Clojure def vs defn for a function with no arguments

defs are evaluated only once whereas defns (with or without arguments) are evaluated (executed) every time they are called. So if your functions always return the same value, you can change them to defs but not otherwise.

(def t0 (System/currentTimeMillis))
(defn t1 [] (System/currentTimeMillis))
(t1)
;; => 1318408717941
t0
;; => 1318408644243
t0
;; => 1318408644243
(t1)
;; => 1318408719361

(defn name ...) is just a macro that turns into (def name (fn ...) anyway, not matter how many parameters it has. So it's just a shortcut. See (doc defn) for details.

https://clojure.org/guides/learn/functions#_defn_vs_fn

The def special form creates a Var object identified by a symbol given as its first argument. Identification is created by associating the given symbol with a Var in a map called namespace.

The Var holds a reference to some value, which could be expressed (among others):

• as a constant form, which always evaluates to its own value:

(def x 1)
x
;; => 1             ; x holds a reference to a number 1

• as a function form, which at first is evaluated to its resulting value:

(def x (+ 2 2))
x
;; => 4             ; x holds a reference to a number 4

• as a Java method form, which at first is evaluated to its resulting value:

(def x (System/currentTimeMillis))
x
;; => 1417811438904 ; x holds a reference to a number 1417811438904
x
;; => 1417811438904 ; still the same number!

• as a lambda form (anonymous function), which at first is evaluated to a function object:

(def x (fn [] (System/currentTimeMillis)))
x
;; => #<user$x user$x@4c2b1826>
(x)                             ; function form, function evaluated
;; => 1417811438904
(x)                             ; function form, function evaluated
;; => 1417812565866

There is a simple rule for all of the above. In case of def special form an S-expression given as its second argument is recursively evaluated before binding is created, so the resulting Var is bound to the result of this evaluation.

Even fn is evaluated before, but its resulting value is a function object that holds a code. This code will be executed (and evaluated) each time the function is called. That's why there are different results.

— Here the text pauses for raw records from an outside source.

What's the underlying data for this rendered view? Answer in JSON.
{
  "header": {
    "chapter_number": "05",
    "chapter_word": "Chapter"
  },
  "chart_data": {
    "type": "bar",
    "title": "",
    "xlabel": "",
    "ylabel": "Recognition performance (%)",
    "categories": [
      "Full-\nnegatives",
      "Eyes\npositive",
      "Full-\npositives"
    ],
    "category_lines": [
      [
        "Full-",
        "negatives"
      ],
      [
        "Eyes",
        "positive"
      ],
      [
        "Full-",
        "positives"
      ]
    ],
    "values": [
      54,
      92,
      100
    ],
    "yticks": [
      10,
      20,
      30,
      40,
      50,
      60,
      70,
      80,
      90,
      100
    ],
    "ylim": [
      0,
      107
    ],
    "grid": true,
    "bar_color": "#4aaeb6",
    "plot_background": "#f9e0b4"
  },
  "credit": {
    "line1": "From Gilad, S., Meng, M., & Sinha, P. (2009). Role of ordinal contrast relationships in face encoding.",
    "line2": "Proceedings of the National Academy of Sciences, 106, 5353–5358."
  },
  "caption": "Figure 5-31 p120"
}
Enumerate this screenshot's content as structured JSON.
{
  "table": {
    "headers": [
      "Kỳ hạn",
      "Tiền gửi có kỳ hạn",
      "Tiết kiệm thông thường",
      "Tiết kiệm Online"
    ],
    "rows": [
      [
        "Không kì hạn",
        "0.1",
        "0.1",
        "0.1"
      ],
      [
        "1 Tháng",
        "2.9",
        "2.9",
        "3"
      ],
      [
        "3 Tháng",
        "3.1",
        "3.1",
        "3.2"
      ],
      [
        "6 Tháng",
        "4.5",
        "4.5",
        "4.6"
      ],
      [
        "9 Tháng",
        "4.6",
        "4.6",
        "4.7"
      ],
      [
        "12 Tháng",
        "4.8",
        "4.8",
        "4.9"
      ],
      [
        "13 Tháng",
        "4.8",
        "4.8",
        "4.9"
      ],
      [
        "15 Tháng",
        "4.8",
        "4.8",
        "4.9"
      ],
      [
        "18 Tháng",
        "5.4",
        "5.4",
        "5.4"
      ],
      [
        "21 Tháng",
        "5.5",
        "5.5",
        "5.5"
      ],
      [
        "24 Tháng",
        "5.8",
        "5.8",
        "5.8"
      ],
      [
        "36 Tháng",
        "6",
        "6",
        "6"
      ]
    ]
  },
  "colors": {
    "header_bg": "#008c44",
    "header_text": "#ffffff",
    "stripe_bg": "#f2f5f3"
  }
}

The defn macro is just like def but internally it creates an anonymous function and then binds a Var object to it. Its second argument becomes a body of this function and it's not evaluated in a "regular" way. One could also say it is evaluated but as a lambda form – the result of the evaluation is a function object, not the result of some instant calculation.

So writing:

(defn fun [] 1)

Is synonymous to:

(def fun (fn [] 1))